Enfin, installez le gem Bundler.

sudo gem install bundler

Installer Passenger

Passenger permet de lancer des applications Ruby on Rails directement via Apache ou Nginx.

Installons Passenger.

sudo gem install passenger

Installons maintenant le module Passenger pour Apache 2.

sudo passenger-install-apache2-module

Un assistant va se lancer : laissez le faire son job.

Il faut maintenant créer les fichiers de configuration.

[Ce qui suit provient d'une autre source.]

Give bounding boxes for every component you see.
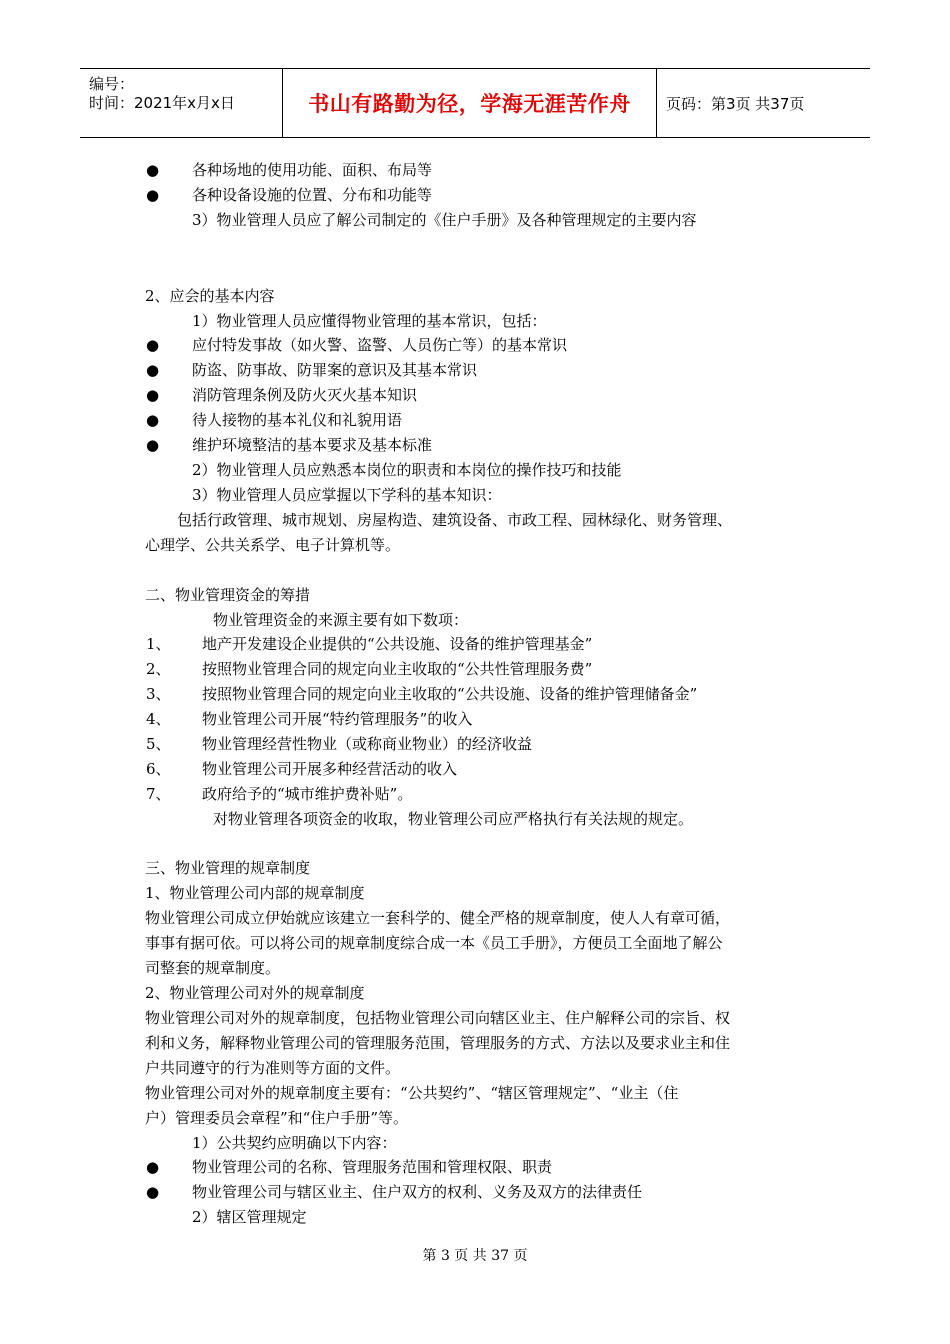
list-item: 政府给予的“城市维护费补贴”。 [202, 785, 413, 803]
paragraph: 物业管理公司成立伊始就应该建立一套科学的、健全严格的规章制度，使人人有章可循， [145, 909, 731, 927]
section-heading: 2、应会的基本内容 [145, 287, 275, 305]
paragraph: 事事有据可依。可以将公司的规章制度综合成一本《员工手册》，方便员工全面地了解公 [145, 934, 723, 952]
list-item: 物业管理公司与辖区业主、住户双方的权利、义务及双方的法律责任 [192, 1183, 643, 1201]
header-page-info: 页码：第3页 共37页 [666, 94, 805, 113]
list-number: 7、 [146, 785, 171, 803]
bullet-icon: ● [146, 1158, 160, 1176]
list-number: 6、 [146, 760, 171, 778]
paragraph: 对物业管理各项资金的收取，物业管理公司应严格执行有关法规的规定。 [213, 810, 694, 828]
list-item: 按照物业管理合同的规定向业主收取的“公共设施、设备的维护管理储备金” [202, 685, 698, 703]
list-item: 各种设备设施的位置、分布和功能等 [192, 186, 433, 204]
document-number-label: 编号： [89, 75, 135, 93]
subsection-heading: 2、物业管理公司对外的规章制度 [145, 984, 365, 1002]
list-item: 消防管理条例及防火灭火基本知识 [192, 386, 418, 404]
subsection-heading: 1、物业管理公司内部的规章制度 [145, 884, 365, 902]
bullet-icon: ● [146, 161, 160, 179]
list-number: 5、 [146, 735, 171, 753]
bullet-icon: ● [146, 186, 160, 204]
list-item: 物业管理公司的名称、管理服务范围和管理权限、职责 [192, 1158, 553, 1176]
paragraph: 物业管理资金的来源主要有如下数项： [213, 611, 469, 629]
list-item: 应付特发事故（如火警、盗警、人员伤亡等）的基本常识 [192, 336, 568, 354]
paragraph: 包括行政管理、城市规划、房屋构造、建筑设备、市政工程、园林绿化、财务管理、 [177, 511, 733, 529]
paragraph: 心理学、公共关系学、电子计算机等。 [145, 536, 401, 554]
list-number: 2、 [146, 660, 171, 678]
paragraph: 户）管理委员会章程”和“住户手册”等。 [145, 1109, 409, 1127]
paragraph: 1）公共契约应明确以下内容： [192, 1134, 397, 1152]
section-heading: 二、物业管理资金的筹措 [145, 586, 311, 604]
list-item: 待人接物的基本礼仪和礼貌用语 [192, 411, 403, 429]
paragraph: 物业管理公司对外的规章制度主要有：“公共契约”、“辖区管理规定”、“业主（住 [145, 1084, 679, 1102]
paragraph: 3）物业管理人员应掌握以下学科的基本知识： [192, 486, 502, 504]
list-item: 物业管理公司开展多种经营活动的收入 [202, 760, 458, 778]
paragraph: 物业管理公司对外的规章制度，包括物业管理公司向辖区业主、住户解释公司的宗旨、权 [145, 1009, 731, 1027]
document-date: 时间：2021年x月x日 [89, 94, 235, 112]
list-number: 1、 [146, 635, 171, 653]
paragraph: 2）物业管理人员应熟悉本岗位的职责和本岗位的操作技巧和技能 [192, 461, 622, 479]
bullet-icon: ● [146, 1183, 160, 1201]
paragraph: 司整套的规章制度。 [145, 959, 281, 977]
list-item: 防盗、防事故、防罪案的意识及其基本常识 [192, 361, 478, 379]
header-motto: 书山有路勤为径，学海无涯苦作舟 [308, 92, 631, 116]
list-number: 4、 [146, 710, 171, 728]
list-item: 物业管理公司开展“特约管理服务”的收入 [202, 710, 473, 728]
list-item: 物业管理经营性物业（或称商业物业）的经济收益 [202, 735, 533, 753]
bullet-icon: ● [146, 361, 160, 379]
paragraph: 利和义务，解释物业管理公司的管理服务范围，管理服务的方式、方法以及要求业主和住 [145, 1034, 731, 1052]
bullet-icon: ● [146, 436, 160, 454]
bullet-icon: ● [146, 336, 160, 354]
list-item: 维护环境整洁的基本要求及基本标准 [192, 436, 433, 454]
bullet-icon: ● [146, 386, 160, 404]
bullet-icon: ● [146, 411, 160, 429]
paragraph: 3）物业管理人员应了解公司制定的《住户手册》及各种管理规定的主要内容 [192, 211, 697, 229]
list-item: 按照物业管理合同的规定向业主收取的“公共性管理服务费” [202, 660, 593, 678]
paragraph: 1）物业管理人员应懂得物业管理的基本常识，包括： [192, 312, 547, 330]
list-item: 地产开发建设企业提供的“公共设施、设备的维护管理基金” [202, 635, 593, 653]
section-heading: 三、物业管理的规章制度 [145, 859, 311, 877]
paragraph: 2）辖区管理规定 [192, 1208, 307, 1226]
page-footer: 第 3 页 共 37 页 [422, 1248, 528, 1264]
list-number: 3、 [146, 685, 171, 703]
list-item: 各种场地的使用功能、面积、布局等 [192, 161, 433, 179]
paragraph: 户共同遵守的行为准则等方面的文件。 [145, 1059, 401, 1077]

/etc/apache2/mods-available/passenger.conf

PassengerRoot /usr/local/lib/ruby/gems/1.9.1/gems/passenger-3.0.19 PassengerRuby /usr/local/bin/ruby PassengerUserSwitching off PassengerDefaultUser www-data

/etc/apache2/mods-available/passenger.load

LoadModule passenger_module /usr/local/lib/ruby/gems/1.9.1/gems/passenger-3.0.19/ext/apache2/mod_passenger.so

Ensuite, activons le module passenger.

sudo a2enmod passenger sudo service apache2 restart

Pour déployer une application Ruby on Rails, il suffit de créer le fichier de configuration correspondant dans le répertoire /etc/apache2/sites-available.
Appelons ce fichier /etc/apache/sites-available/test.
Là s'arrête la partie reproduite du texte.